А может, в иные минуты она догадывалась? Подозревала что-то?
Или слышала зов небытия, потому что иногда этот зов становится не просто различим среди прочего, но и неотступен, заглушая все остальное. Он, как песнь Сирен, завлекает в неведомое, обещая покой и тишину – ту абсолютную свободу, которой бессознательно жаждет человек и от которой сломя голову бежит.
Однажды (в детстве) Леда слышала, как бабушка говорит отцу, что не может найти с внучкой контакта. То есть с ней, с Ледой.
Это у них было общее слово – материно и бабушкино (несмотря на их более чем прохладные отношения, «вооруженный нейтралитет», как определил сложность их сосуществования отец) – «контакт». То есть понимание, вроде так.
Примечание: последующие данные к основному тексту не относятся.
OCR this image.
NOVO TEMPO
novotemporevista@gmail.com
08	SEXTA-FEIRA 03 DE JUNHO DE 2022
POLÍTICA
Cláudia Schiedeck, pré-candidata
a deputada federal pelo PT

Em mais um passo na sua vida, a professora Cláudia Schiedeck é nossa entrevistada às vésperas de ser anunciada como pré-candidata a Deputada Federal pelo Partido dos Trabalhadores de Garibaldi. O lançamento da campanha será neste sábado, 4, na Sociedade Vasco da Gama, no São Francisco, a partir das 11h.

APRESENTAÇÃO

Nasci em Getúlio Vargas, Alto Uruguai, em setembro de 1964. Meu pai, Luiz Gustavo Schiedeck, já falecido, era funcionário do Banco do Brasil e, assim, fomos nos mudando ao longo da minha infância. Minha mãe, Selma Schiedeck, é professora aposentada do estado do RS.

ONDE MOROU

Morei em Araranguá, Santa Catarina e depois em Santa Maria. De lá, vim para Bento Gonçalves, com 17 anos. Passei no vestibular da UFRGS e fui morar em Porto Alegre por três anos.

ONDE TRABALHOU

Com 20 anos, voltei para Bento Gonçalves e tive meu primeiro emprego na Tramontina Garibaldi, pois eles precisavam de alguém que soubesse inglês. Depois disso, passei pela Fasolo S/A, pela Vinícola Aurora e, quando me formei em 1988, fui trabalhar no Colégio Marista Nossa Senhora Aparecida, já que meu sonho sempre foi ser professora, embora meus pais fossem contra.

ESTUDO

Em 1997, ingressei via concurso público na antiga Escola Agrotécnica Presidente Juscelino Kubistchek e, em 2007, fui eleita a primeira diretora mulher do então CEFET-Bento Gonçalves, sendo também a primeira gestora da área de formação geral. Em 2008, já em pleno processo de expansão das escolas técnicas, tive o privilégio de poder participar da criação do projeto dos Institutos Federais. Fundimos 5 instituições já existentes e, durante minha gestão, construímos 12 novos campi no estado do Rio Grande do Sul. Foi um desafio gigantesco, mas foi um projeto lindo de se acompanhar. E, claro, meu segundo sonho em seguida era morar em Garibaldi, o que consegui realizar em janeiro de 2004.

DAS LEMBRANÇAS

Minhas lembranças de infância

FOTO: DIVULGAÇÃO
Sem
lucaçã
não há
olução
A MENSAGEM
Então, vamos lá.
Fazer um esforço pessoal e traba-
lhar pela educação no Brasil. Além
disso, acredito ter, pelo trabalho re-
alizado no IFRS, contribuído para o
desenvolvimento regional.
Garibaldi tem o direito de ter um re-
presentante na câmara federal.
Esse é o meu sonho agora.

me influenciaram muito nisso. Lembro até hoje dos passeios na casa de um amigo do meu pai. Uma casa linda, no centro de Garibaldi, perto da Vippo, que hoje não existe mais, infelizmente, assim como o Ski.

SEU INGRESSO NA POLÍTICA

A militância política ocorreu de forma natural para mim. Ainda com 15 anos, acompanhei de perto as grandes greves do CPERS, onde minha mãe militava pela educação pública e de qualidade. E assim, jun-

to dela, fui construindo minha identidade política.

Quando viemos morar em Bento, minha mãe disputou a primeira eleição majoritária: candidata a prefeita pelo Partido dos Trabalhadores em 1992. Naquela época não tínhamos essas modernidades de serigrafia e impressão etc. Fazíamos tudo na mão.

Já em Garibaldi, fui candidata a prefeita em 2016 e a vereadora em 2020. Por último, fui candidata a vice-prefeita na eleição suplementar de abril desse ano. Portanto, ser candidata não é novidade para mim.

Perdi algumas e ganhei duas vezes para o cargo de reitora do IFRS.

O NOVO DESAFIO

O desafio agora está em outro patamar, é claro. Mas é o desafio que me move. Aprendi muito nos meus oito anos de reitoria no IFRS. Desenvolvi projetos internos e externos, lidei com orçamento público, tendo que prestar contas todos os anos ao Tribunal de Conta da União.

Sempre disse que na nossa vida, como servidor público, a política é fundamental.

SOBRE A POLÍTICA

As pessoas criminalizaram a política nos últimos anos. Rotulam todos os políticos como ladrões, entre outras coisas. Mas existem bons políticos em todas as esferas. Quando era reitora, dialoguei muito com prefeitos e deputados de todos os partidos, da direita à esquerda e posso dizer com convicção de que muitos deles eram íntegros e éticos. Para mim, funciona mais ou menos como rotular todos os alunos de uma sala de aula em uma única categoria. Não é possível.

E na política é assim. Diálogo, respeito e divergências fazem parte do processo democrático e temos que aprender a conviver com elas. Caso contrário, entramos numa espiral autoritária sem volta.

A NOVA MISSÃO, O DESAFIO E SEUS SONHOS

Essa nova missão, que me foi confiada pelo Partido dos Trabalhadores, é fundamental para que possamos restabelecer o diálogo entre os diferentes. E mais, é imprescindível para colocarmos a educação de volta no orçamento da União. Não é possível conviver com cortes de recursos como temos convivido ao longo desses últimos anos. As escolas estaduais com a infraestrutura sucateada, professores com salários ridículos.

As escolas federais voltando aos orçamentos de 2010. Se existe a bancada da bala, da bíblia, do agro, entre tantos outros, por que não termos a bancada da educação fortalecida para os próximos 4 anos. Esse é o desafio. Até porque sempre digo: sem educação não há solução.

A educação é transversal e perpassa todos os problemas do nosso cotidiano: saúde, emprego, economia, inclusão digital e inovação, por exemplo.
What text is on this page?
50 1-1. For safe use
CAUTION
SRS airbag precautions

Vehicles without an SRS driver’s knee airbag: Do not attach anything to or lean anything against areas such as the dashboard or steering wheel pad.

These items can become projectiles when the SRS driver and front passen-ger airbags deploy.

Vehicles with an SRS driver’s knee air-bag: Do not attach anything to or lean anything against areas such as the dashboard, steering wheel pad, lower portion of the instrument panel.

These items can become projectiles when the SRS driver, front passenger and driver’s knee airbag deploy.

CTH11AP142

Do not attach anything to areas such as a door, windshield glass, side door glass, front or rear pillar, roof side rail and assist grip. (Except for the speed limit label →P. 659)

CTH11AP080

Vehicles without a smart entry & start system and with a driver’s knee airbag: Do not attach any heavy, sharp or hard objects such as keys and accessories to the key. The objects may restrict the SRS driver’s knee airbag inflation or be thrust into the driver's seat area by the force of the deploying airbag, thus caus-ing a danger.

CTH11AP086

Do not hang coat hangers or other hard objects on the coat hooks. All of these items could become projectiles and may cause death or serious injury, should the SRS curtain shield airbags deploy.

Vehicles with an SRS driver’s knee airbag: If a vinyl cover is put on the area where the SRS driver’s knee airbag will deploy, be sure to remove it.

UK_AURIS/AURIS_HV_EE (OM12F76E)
Но что-то это слово подразумевало и еще, понимание – одно, а контакт – другое. Контакт без понимания возможен, а понимание без контакта – нет.
Обе они, мать и бабушка, обидевшись, сторонились друг друга так, словно совсем чужие (и вправду чужие, поскольку бабушка как никак была матерью отца). Закаменевали. Так и с Ледой. Да и с отцом тоже, на которого обычно сливали каждая свое, стараясь перетянуть на свою сторону, а тот, бедный, пытался лавировать и спотыкался на ровном месте, – казалось, им обеим доставляло удовольствие мучить его.
Мать – сыну (касательно его нежелания ссориться с женой): «Ты тряпка!» Жена – мужу (касательно его нежелания встать на ее сторону ввиду несправедливых упреков со стороны свекрови): «Ты маменькин сынок!»
Если отец не выдерживал и начинал выяснять отношения, пытаясь установить равновесие и хрупкий мир, то ссорился с обеими и в конце концов сбегал в контору, отсиживая там до позднего вечера и возвращаясь, когда жизнь дома сонно замирала.